Climate Action
History of Carbon Offsetting
Carbon offsetting emerged as a concept during studies for the US National Air Pollution Control Administration in 1967-70, showing different abatement scenarios for mitigating air pollution and identifying cost effective response strategies. ‘Contration and Convergence,’ the method for funding clean development and reforestation whilst penalising greenhouse gas emissions was drafted in the early 1990’s and promoted by the Global Commons Institute as a fair way to tackle climate change .
The aim of the methodology to realise a workable transition from reliance on fossil fuels, to provide energy security, and to generate necessary revenue towards a sustainable future.
The Kyoto Protocol was adopted in December 1997 with the goal of achieving; ‘stabilisation of greenhouse gas concentrations in the atmosphere at a level that would prevent dangerous anthropogenic interference with the climate system.’
A comparable benchmark was set at 1990’s levels to reduce it collectively. Governments then set a cap on the amount of pollutants, limiting emissions to an agreed level. Industries are then issued a certain amount of emissions permits, if they exceeds this level they are then required to purchase allowances or credits from elsewhere. Clean development projects generate these credits. When a project saves one tonne of CO2e (carbon dioxide equivalent) from entering the atmosphere it will be issued with a credit, which can then be sold, creating necessary revenue. The majority of emissions trading takes place between established industrialised countries with less versatile infrastructure, and developing countires in emerging economies with less implementation costs.

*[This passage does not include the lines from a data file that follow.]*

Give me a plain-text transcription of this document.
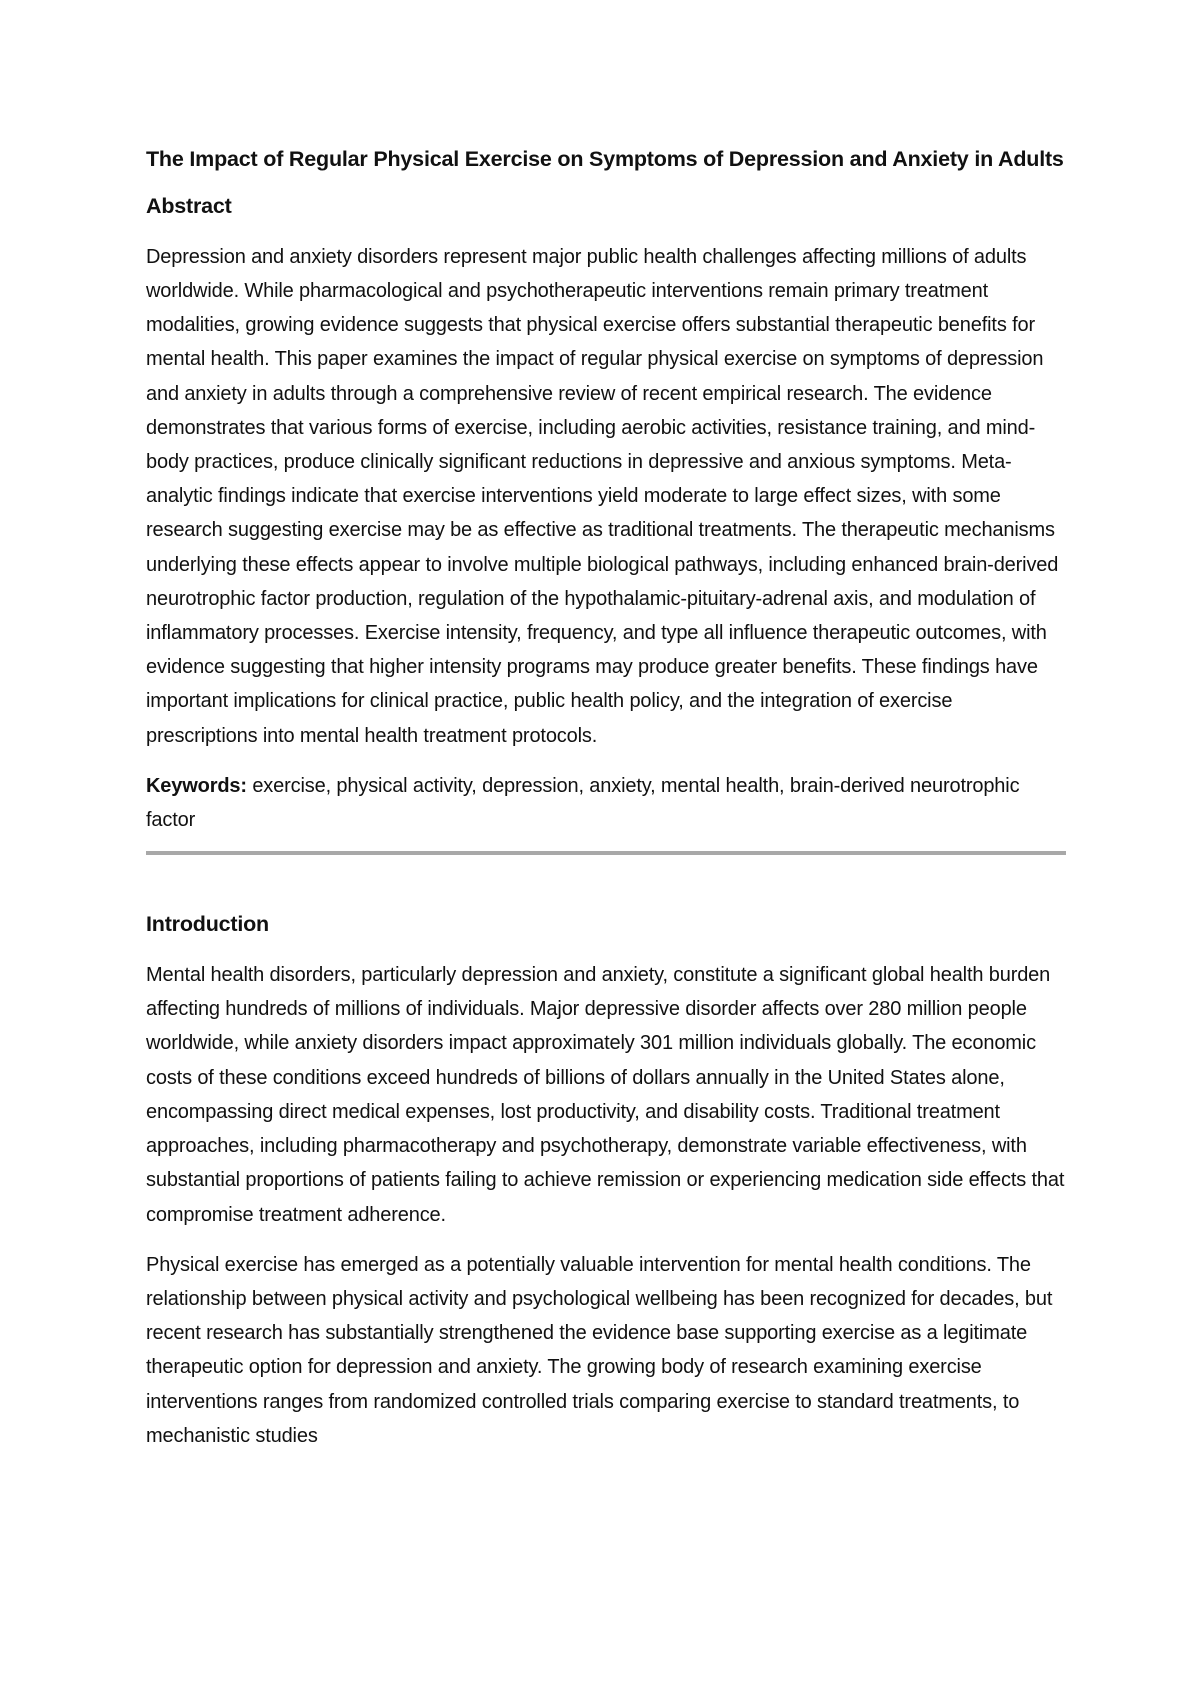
The Impact of Regular Physical Exercise on Symptoms of Depression and Anxiety in Adults
Abstract

Depression and anxiety disorders represent major public health challenges affecting millions of adults worldwide. While pharmacological and psychotherapeutic interventions remain primary treatment modalities, growing evidence suggests that physical exercise offers substantial therapeutic benefits for mental health. This paper examines the impact of regular physical exercise on symptoms of depression and anxiety in adults through a comprehensive review of recent empirical research. The evidence demonstrates that various forms of exercise, including aerobic activities, resistance training, and mind-body practices, produce clinically significant reductions in depressive and anxious symptoms. Meta-analytic findings indicate that exercise interventions yield moderate to large effect sizes, with some research suggesting exercise may be as effective as traditional treatments. The therapeutic mechanisms underlying these effects appear to involve multiple biological pathways, including enhanced brain-derived neurotrophic factor production, regulation of the hypothalamic-pituitary-adrenal axis, and modulation of inflammatory processes. Exercise intensity, frequency, and type all influence therapeutic outcomes, with evidence suggesting that higher intensity programs may produce greater benefits. These findings have important implications for clinical practice, public health policy, and the integration of exercise prescriptions into mental health treatment protocols.

Keywords: exercise, physical activity, depression, anxiety, mental health, brain-derived neurotrophic factor

Introduction

Mental health disorders, particularly depression and anxiety, constitute a significant global health burden affecting hundreds of millions of individuals. Major depressive disorder affects over 280 million people worldwide, while anxiety disorders impact approximately 301 million individuals globally. The economic costs of these conditions exceed hundreds of billions of dollars annually in the United States alone, encompassing direct medical expenses, lost productivity, and disability costs. Traditional treatment approaches, including pharmacotherapy and psychotherapy, demonstrate variable effectiveness, with substantial proportions of patients failing to achieve remission or experiencing medication side effects that compromise treatment adherence.

Physical exercise has emerged as a potentially valuable intervention for mental health conditions. The relationship between physical activity and psychological wellbeing has been recognized for decades, but recent research has substantially strengthened the evidence base supporting exercise as a legitimate therapeutic option for depression and anxiety. The growing body of research examining exercise interventions ranges from randomized controlled trials comparing exercise to standard treatments, to mechanistic studies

The price of carbon was negatively affected by the financial downturn in 2008. When industrial production slowed, emissions fell, and a large amount of allowances and permits then became available, leading to vast amounts of carbon credits flooding the market. The low price of carbon jeopardises the clean development projects due to decreased revenue from the credits, whist simultaneously giving the polluters less of a financial incentive to change. The price of carbon is flexible through the natural law of supply and demand, but is underpinned by the international commitment targets that are needed to avoid catastrophic climate change. This ‘invisible markets needs worldwide agreement to meet commitment targets that will work, giving confidence and impetus to this essential process, it is the only real option.
Carbon offsetting should not be seen as a long term solution to climate change, but as a necessary stepping stone towards the development of clean energy. It was conceived by scientists not industry, but will remain convenient to the polluters as long as the price remains low. Awareness and confidence in the precess is vital, for the process to work, and to find it’s real price. Our way of life can’t be sustained unless this essential transition has full worldwide commitment. It is the only real solution within our control.